(ブルームバーグ): 中国の1月の乗用車販売は前年同月比約22%減と大幅に落ち込み、自動車の排ガス触媒に用いられる貴金属のパラジウムの値上がり傾向に影響する可能性がある。

  パラジウムは昨年、59%のリターンを投資家にもたらした。DCI・BNPパリバ指数でフォローされている一次産品では最大だった。この値上がりは、中国政府の排出基準厳格化に伴い自動車に使われるパラジウムの量が増えるとの見通しに後押しされた。しかし現在は、パラジウムの値上がりを見込んだヘッジファンドのポジションが8カ月ぶりの低水準に落ち込んでおり、強気のセンチメントが揺らいでいる。  スタンダードチャータード銀行の貴金属アナリスト、スキ・クーパー氏は電子メールで、自動車メーカーによる「操業の一時停止により、短期的なボトルネックや需要の一時的な落ち込みが生じ得る」とした上で、「重要なのは、今後、自動車販売がどの程度影響を受けるかだ」と指摘した。

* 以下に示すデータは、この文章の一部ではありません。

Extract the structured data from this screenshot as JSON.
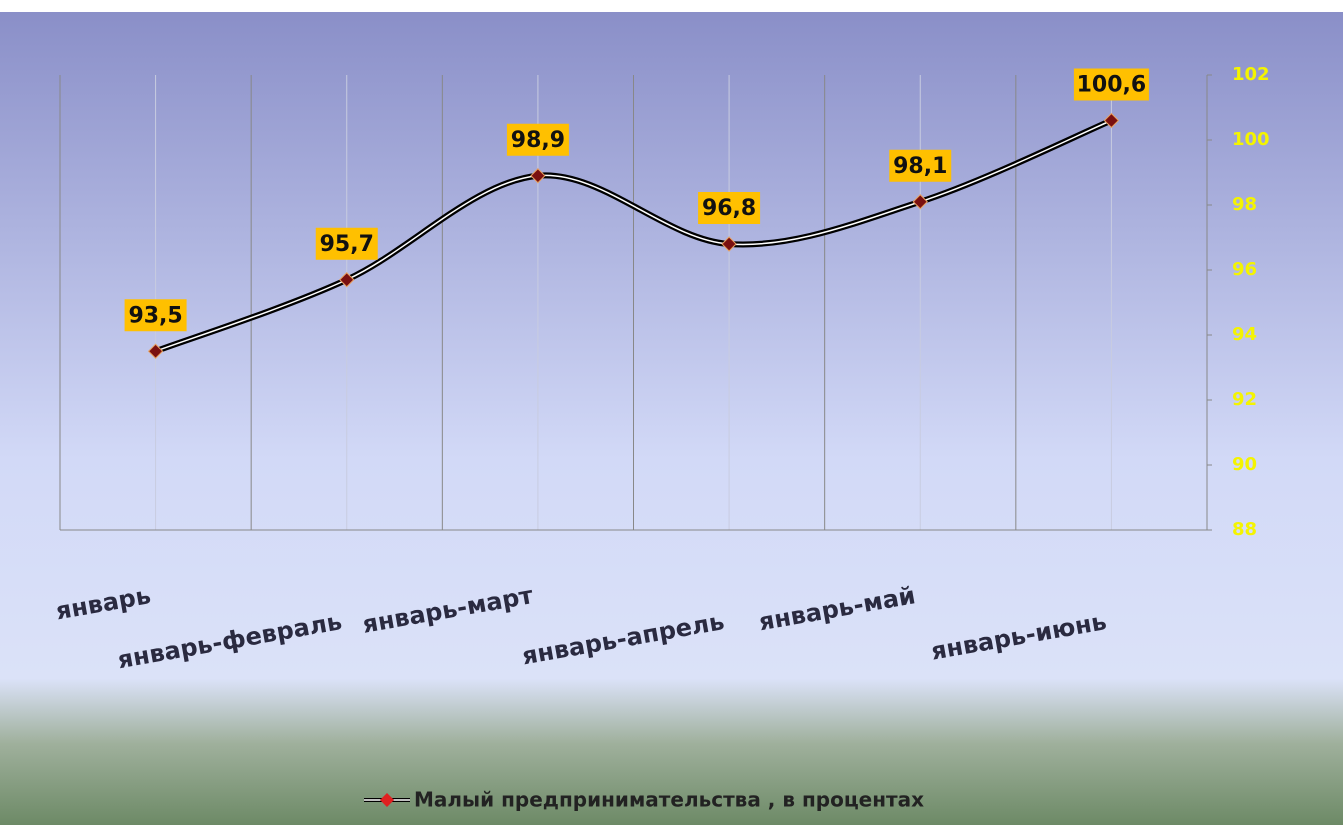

  中国の全国乗用車市場情報連合会(乗連会)は13日、2月の乗用車販売も30%を超える前年割れとなる可能性があるとの見通しを示した。新型コロナウイルス拡散によるサプライチェーンへの影響は中国以外にも広がっている。

  パラジウムのスポット相場は13日、1オンス=2433.50ドルで終了。1月終盤に付けた過去最高値からは5.6%下げている。